Mirrors and Copulation
 "I Took Care of my Parents" 

Maurice Ravel
 "Jeux d'Eau"

As well as Glinka, Mussogorsky, Borodin, Scriabin etc However aside from providing examples of its useage I can only add a couple of situations where you might use it for a solo, specifically:

Harmonising a Whole tone scale produces Augmented triads - those are your prime candidates as they do occour in metal from time to time, or over the chords you mentioned.

Its not a scale I've had masses of experience with aside from taking a solo "out" now and then. I was probably guilty of never playing it slowly enough to really use its melodic/harmonic potential. 

I dug out a couple of links/quotes if they're of any help:

Scherzi: The Whole-Tone Scale and Augmented Chords
whole tone scale - hobby



> There are only two whole tone scales.
> If you play them on a dominant chord the one that has the root gives you: R, 9, 3, +11, +5 and b7.
> If you play the other scale starting on the b9 you get: b9, +9, 11, 5, 13 and Maj7. So in theory you can use either one, although the Maj7 can sound weird I've found it can work well over dominants and give you a bluesy color.
> Use your ears and experiment.



All of the above is stuff you probably already knew so sorry if thats not particularly helpful - I'm sure there are a couple of folks who can spread more light on the subject.


----------



## scott from _actual time_ (Mar 31, 2009)

AvantGuardian said:


> recommend any songs to listen to that use the whole tone scale? This is one of the scales that I just really have a hard time trying to make music with. ... The lack of any half steps or perfect fifths really throws me off, not to mention the symmetry. Obviously the end result will be kind of atonal sounding, but how do you guys approach it?


the _actual time_ song "holes" on the _actual time_ MySpace page is written in the whole tone scale. 

for metal that scale only sounds partly atonal because it does include the flat fifth, which is common in metal. most of the chords in that song were either root-flat fifth-octave "power chords" or stacked root-M3 combinations. that and the neat slidy riff i think fit well.

in the solo, i was just trying to come up with a neat melody using the whole tone notes, and fit it in the 5:4 time signature. i'm not a great soloist by any means, but i think it came out pretty well.

so i think overall, just try moving around within the notes that that scale limits you to and see what you can come up with. if it's just not happening, that's cool; you can just pick a different scale to use.


----------



## distressed_romeo (Mar 31, 2009)

Check out Ron Jarzombek's solo on Watchtower's 'The Eldritch'. There's a very cool whole-tone-based legato lick in there!

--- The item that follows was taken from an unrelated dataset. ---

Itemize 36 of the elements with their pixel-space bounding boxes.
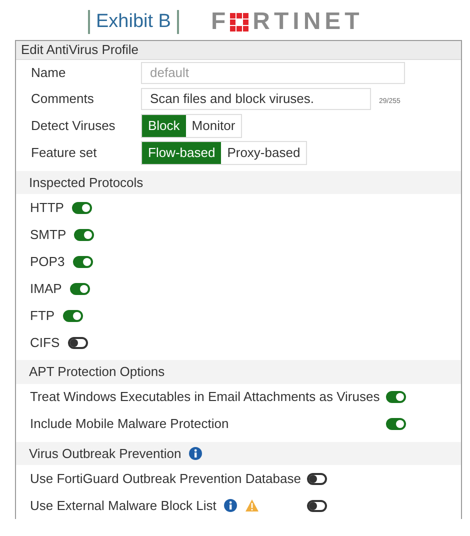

One thing to remember about the way jazz guys use it, is that it's not just something to play over 7#5 chords; a lot of the time they'll use it as an outside sound over static vamps.

At the risk of sounding slapdash, it's a great one to whip out when you just need to inject some atonal craziness into a tune!


----------



## Rachmaninoff (Mar 31, 2009)

_Overture 1928_, from Dream Theater, uses the whole tone scale on some riffs.
Take a listen at it.


----------



## AvantGuardian (Mar 31, 2009)

Cool, thanks for all the replies! I gave the Actual Time song a listen and I think it might be worth a little further study when I have the time. As a big DT fan, I'll have to dive into Overture 1928 as well to dig out the whole tone parts. The classical/20th century pieces are actually intriguing as well. Sounds like a weekend of whole tone study is shaping up here!


----------



## liquidcow (Apr 1, 2009)

ShadyDavey said:


> Béla Bartók
> _String Quartet No. 5_




The article there says that the keys ascend in the whole tone scale, which isn't the same thing as the piece actually being in the whole tone scale, just that it starts in Bb, then moves to C, then D, and so on. Bartok's quite interesting though in that he used atonal composition a lot later on in his career - atonal not in the sense that it sounds dissonant but in the sense that there is no defined key signature.


----------



## ShadyDavey (Apr 1, 2009)

You could always try posting links at that time in the evening and see if you want to read _every single one_ instead of speed-surfing in order to try to get some information 

I know Bartok reasonably well so I know about his atonal compositions (atonal theory makes for some interesting reading) but that piece is another way to use the whole-tone scale compositionally so I thought it might be worthwhile to include it. 

There's some whole-tone licks (or perhaps one) on George Lynch's instructional video but essentiall its limited to the B and G strings in this kind of manner:

B1-3-5-----5-7-9-----
G-----1-3-5-----5-7-9

Interspersed with some position shifts. Thats probably not 100&#37; accurate but its close although not particularly noteworthy compared to Mr Jarzombek.


----------



## scott from _actual time_ (Apr 1, 2009)

AvantGuardian said:


> I gave the Actual Time song a listen and I think it might be worth a little further study when I have the time.


cool--glad it had some worth for you.

unlike some of these other examples, it is entirely in the whole tone scale--the entire song, the solo, every single note. so it gives a much stronger flavor for that mode's atonality.


----------



## ShadyDavey (Apr 1, 2009)

Its hard to use the whole tone scale (without it sounding too outside for comfort) over an entire song but thats a good attempt at it  (Definately hearing those Spastic Ink influences ).


----------



## scott from _actual time_ (Apr 1, 2009)

ShadyDavey said:


> Its hard to use the whole tone scale (without it sounding too outside for comfort) over an entire song but thats a good attempt at it  (Definately hearing those Spastic Ink influences ).



yeah--any time you limit yourself beforehand to a only a certain set of notes or a certain anything else, the results are going to sound somewhat out. but it's a neat way to approach things if that sort of geekery is your thing. (the other song on the _actual time_ MySpace, "out there," is written around a rhythm in prime numbers.  )


----------



## Mr. Big Noodles (Apr 2, 2009)

There's that one Stevie Wonder song...

My treatment of symmetric scales is to create a sense of extreme harmonic motion, as you can string together a number of unrelated chords and find these scales nested within. Check this out: F and A are two major chords a major third away. When you order their pitches, you get this: F G A C C# E

Here's whole tone on F: F G A B C# D#

Similar enough, no? Anyway, that's my approach: derive the melody from harmony. Octatonic scales are a bit easier to find.


----------